A disulfide bond was included to enable the cell to easily free the cargo from the TAT–EED delivery domain, thus avoiding steric hindrance during the complementation process. The researchers also included a PEG linker designed to reduce cytotoxicity by distancing the EED from the charged TAT delivery domain. The peptides were synthesized by fmoc solid-phase peptide synthesis using a Symphony Quartet peptide synthesizer, purified using prep-scale RP-HPLC, and analyzed by mass spectrometry using α-CHCA matrix.

Optimizing Escape From the Endosome

Initial tests using constructs with various linker lengths showed that a PEG6 linker gave the best balance between high delivery and low cytotoxicity. Following up on this, the researchers tested a range of EED sequences with the PEG6 linker arm and found a number of promising candidates that enabled release of the GFPβ11 cargo into the cytoplasm without leading to cytotoxicity, such as peptide 6 shown in the figure.

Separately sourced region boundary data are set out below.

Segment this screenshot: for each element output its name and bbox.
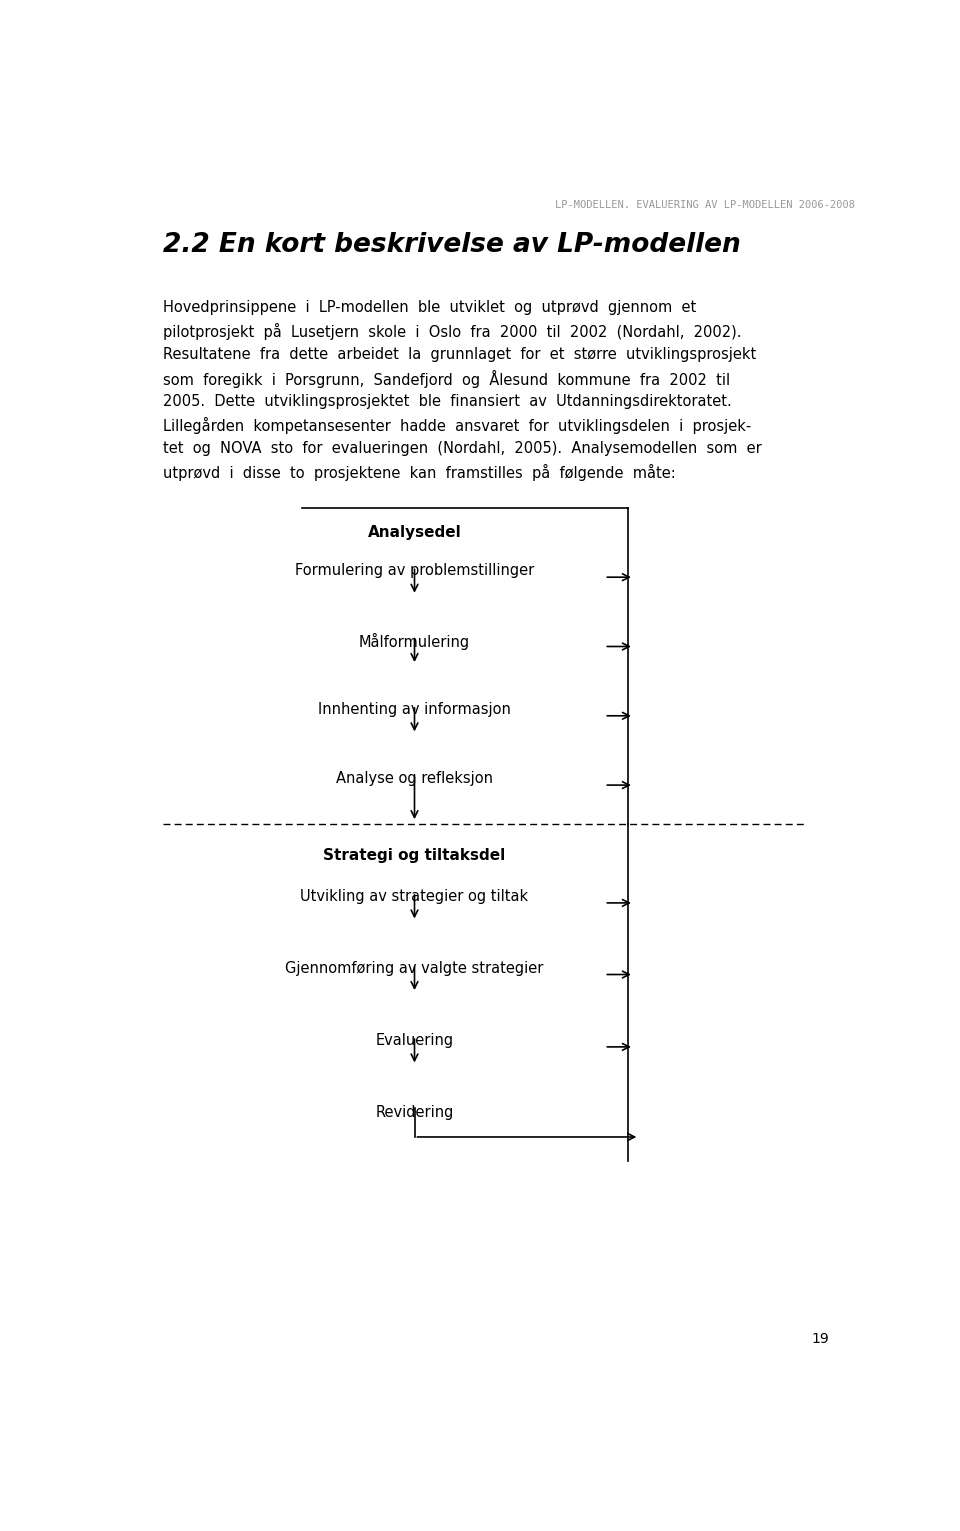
Text: Innhenting av informasjon: Innhenting av informasjon <box>318 701 511 717</box>
Text: som  foregikk  i  Porsgrunn,  Sandefjord  og  Ålesund  kommune  fra  2002  til: som foregikk i Porsgrunn, Sandefjord og … <box>162 371 730 389</box>
Text: Gjennomføring av valgte strategier: Gjennomføring av valgte strategier <box>285 960 543 975</box>
Text: Evaluering: Evaluering <box>375 1033 453 1049</box>
Text: Strategi og tiltaksdel: Strategi og tiltaksdel <box>324 848 506 863</box>
Text: 2.2 En kort beskrivelse av LP-modellen: 2.2 En kort beskrivelse av LP-modellen <box>162 233 740 259</box>
Text: 2005.  Dette  utviklingsprosjektet  ble  finansiert  av  Utdanningsdirektoratet.: 2005. Dette utviklingsprosjektet ble fin… <box>162 393 732 409</box>
Text: Målformulering: Målformulering <box>359 632 470 649</box>
Text: Resultatene  fra  dette  arbeidet  la  grunnlaget  for  et  større  utviklingspr: Resultatene fra dette arbeidet la grunnl… <box>162 348 756 361</box>
Text: Utvikling av strategier og tiltak: Utvikling av strategier og tiltak <box>300 890 529 903</box>
Text: LP-MODELLEN. EVALUERING AV LP-MODELLEN 2006-2008: LP-MODELLEN. EVALUERING AV LP-MODELLEN 2… <box>555 201 855 210</box>
Text: Lillegården  kompetansesenter  hadde  ansvaret  for  utviklingsdelen  i  prosjek: Lillegården kompetansesenter hadde ansva… <box>162 418 751 435</box>
Text: pilotprosjekt  på  Lusetjern  skole  i  Oslo  fra  2000  til  2002  (Nordahl,  2: pilotprosjekt på Lusetjern skole i Oslo … <box>162 323 741 340</box>
Text: Formulering av problemstillinger: Formulering av problemstillinger <box>295 563 534 579</box>
Text: Analyse og refleksjon: Analyse og refleksjon <box>336 772 493 787</box>
Text: Revidering: Revidering <box>375 1105 454 1119</box>
Text: Hovedprinsippene  i  LP-modellen  ble  utviklet  og  utprøvd  gjennom  et: Hovedprinsippene i LP-modellen ble utvik… <box>162 300 696 315</box>
Text: 19: 19 <box>811 1332 829 1346</box>
Text: tet  og  NOVA  sto  for  evalueringen  (Nordahl,  2005).  Analysemodellen  som  : tet og NOVA sto for evalueringen (Nordah… <box>162 441 761 456</box>
Text: utprøvd  i  disse  to  prosjektene  kan  framstilles  på  følgende  måte:: utprøvd i disse to prosjektene kan frams… <box>162 464 676 481</box>
Text: Analysedel: Analysedel <box>368 525 462 540</box>
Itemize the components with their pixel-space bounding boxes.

While further biophysical work is needed to understand the mechanisms better, the TAT-EED peptide hybrid concept promises to improve endosomal escape and thereby increase the likelihood of success of macromolecular therapeutics for precision medicine.

Reference
Enhancing Endosomal Escape for Intracellular Delivery of Macromolecular Biologic Therapeutics. Lönn P et al. Sci Rep. 2016 Sep 8;6:32301. doi: 10.1038/srep32301.

Cyf Ramos-Colon, Ph.D. ([email protected]), is a senior scientist at Gyros Protein Technologies.